わかちゃいるけど、やめられない

「わかちゃいるけど、やめられない」という言葉があります。

一方、「三日坊主」という言葉もあります。これは良いとわかっていても、やめてしまうということです。

前者はやめられないということですが、後者はやめてしまうということです。

しかし、どちらも自分の意思と反対の結果になってしまうということです。

なぜでしょうか?

それは心は自分の意思とは異なるものに支配されているからです。

心を支配しているものとは何でしょう。

それは無意識と言われるものです。

無意識という言葉の定義はいろいろありますが、潜在意識や深層意識と言われるものです。

それに対する言葉としては意識、顕在意識、表層意識となります。

厄介なことに、無意識ですから、自分では意識できないのです。

ということで、「わかちゃいるけど、やめられない」では、意識はやめたいと思っているが、無意識はやめたいと思っていないということです。

また、「三日坊主」は無意識はやりたくないから三日でやめるのです。

ですから、意識できない無意識は何をしたいのか知ることが大切です。

それは本当の自分の気持ちを知ることなのです。

ただ、ここには少し複雑な事情があります。

まず本当の気持ちは無意識ですから、なかなか知ることができないのです。

無意識は、自分に不都合な事実は隠し、捻じ曲げるのです。

また、その気持ちは無意識の未熟な判断によって作られたものなのです。

それはほとんど間違っているのです。

間違った判断によって支配されれば、人ば苦しむことになるのです。

ですから、人が苦しんでいるのは、自分の無意識の間違った判断によって苦しんでいるのだと知る必要があるのです。

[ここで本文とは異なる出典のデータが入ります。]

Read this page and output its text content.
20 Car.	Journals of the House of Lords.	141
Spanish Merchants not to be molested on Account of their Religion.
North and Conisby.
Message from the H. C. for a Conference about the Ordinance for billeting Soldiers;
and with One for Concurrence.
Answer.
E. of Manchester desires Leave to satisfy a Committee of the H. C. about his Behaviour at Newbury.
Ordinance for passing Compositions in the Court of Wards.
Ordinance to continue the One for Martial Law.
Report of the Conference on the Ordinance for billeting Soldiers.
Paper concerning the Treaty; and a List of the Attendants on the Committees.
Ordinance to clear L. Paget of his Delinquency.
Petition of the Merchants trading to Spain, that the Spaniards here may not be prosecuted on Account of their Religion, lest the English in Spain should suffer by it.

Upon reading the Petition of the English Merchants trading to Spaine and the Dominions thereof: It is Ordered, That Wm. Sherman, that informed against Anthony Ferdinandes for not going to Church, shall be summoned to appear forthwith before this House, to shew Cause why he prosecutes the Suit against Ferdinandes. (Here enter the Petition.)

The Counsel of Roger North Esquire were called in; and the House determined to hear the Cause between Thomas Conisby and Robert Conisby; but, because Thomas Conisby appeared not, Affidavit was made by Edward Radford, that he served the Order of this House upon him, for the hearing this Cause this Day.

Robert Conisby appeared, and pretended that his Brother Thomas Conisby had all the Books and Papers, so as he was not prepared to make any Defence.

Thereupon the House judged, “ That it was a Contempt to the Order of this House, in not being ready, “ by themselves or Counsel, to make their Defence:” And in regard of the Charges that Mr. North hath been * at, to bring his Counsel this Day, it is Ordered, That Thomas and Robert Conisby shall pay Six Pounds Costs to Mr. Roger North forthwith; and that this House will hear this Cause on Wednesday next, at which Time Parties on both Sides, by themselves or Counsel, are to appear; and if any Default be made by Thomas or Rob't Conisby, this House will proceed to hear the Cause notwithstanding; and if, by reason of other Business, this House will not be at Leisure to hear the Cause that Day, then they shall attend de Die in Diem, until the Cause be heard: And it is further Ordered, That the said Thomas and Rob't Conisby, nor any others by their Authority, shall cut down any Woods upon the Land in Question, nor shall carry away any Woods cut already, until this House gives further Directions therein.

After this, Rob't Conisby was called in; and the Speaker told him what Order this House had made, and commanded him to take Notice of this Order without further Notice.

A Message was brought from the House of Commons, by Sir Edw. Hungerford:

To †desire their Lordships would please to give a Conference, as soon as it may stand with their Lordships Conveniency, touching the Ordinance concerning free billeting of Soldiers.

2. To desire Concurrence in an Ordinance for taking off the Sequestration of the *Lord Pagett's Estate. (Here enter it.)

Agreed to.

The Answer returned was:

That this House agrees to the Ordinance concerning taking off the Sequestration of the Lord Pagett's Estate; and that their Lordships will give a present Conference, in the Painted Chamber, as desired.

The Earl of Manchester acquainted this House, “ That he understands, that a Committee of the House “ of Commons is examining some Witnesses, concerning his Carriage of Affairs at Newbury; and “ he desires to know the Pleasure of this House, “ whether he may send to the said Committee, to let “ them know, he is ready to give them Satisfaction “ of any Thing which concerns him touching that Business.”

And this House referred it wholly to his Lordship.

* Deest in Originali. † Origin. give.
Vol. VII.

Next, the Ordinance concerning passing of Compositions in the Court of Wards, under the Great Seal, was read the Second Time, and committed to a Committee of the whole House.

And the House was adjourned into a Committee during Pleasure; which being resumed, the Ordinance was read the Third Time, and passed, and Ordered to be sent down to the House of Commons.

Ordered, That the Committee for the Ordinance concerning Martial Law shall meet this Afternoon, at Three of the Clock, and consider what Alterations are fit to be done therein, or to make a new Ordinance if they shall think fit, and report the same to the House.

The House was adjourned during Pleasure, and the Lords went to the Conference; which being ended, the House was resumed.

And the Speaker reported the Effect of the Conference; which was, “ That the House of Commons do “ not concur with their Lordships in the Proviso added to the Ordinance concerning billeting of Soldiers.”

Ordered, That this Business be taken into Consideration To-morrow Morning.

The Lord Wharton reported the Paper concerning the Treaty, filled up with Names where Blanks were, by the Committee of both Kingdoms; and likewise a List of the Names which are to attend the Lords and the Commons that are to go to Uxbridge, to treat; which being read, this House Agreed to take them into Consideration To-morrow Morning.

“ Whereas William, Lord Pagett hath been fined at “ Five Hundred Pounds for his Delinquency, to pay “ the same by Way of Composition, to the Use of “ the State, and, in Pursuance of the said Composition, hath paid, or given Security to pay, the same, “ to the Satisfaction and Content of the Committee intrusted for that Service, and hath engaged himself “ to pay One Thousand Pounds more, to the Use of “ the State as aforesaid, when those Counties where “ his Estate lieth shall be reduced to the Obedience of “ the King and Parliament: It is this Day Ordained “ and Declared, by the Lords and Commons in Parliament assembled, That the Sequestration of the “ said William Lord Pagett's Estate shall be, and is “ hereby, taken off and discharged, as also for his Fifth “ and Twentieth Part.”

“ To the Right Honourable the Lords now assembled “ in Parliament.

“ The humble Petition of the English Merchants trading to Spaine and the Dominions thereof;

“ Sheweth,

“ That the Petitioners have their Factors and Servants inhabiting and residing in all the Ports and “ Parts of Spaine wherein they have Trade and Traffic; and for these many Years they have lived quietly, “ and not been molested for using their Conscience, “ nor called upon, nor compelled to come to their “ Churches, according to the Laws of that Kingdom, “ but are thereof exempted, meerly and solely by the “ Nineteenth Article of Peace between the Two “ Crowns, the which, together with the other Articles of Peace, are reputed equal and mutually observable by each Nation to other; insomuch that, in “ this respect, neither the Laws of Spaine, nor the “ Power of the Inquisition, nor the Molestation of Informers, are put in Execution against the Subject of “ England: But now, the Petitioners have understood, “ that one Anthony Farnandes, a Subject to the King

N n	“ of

そのことが理解できれば、自分の無意識を探求するのです。

無意識は自分の背中のようなもので、自分には見えませんが、他人にはある程度見える場合があります。

信頼できる人に、自分の癖や自分の長所や短所を聞いてみるのです。

聞かなくとも、自分の言行に対して他人がどのように反応するのか注意深く観察すればある程度わかります。しかし、この判断は自分の主観的な判断ですから、おうおうにして間違います。

また、自分の過去の言行を思い出してみるのです。過去の出来事ですから、少し客観的に考察できます。
これは、省察や観(=止観)につながります。

善知識(=善友)の発する法の句は、自分の無意識を知り、それを改善する最高のものです。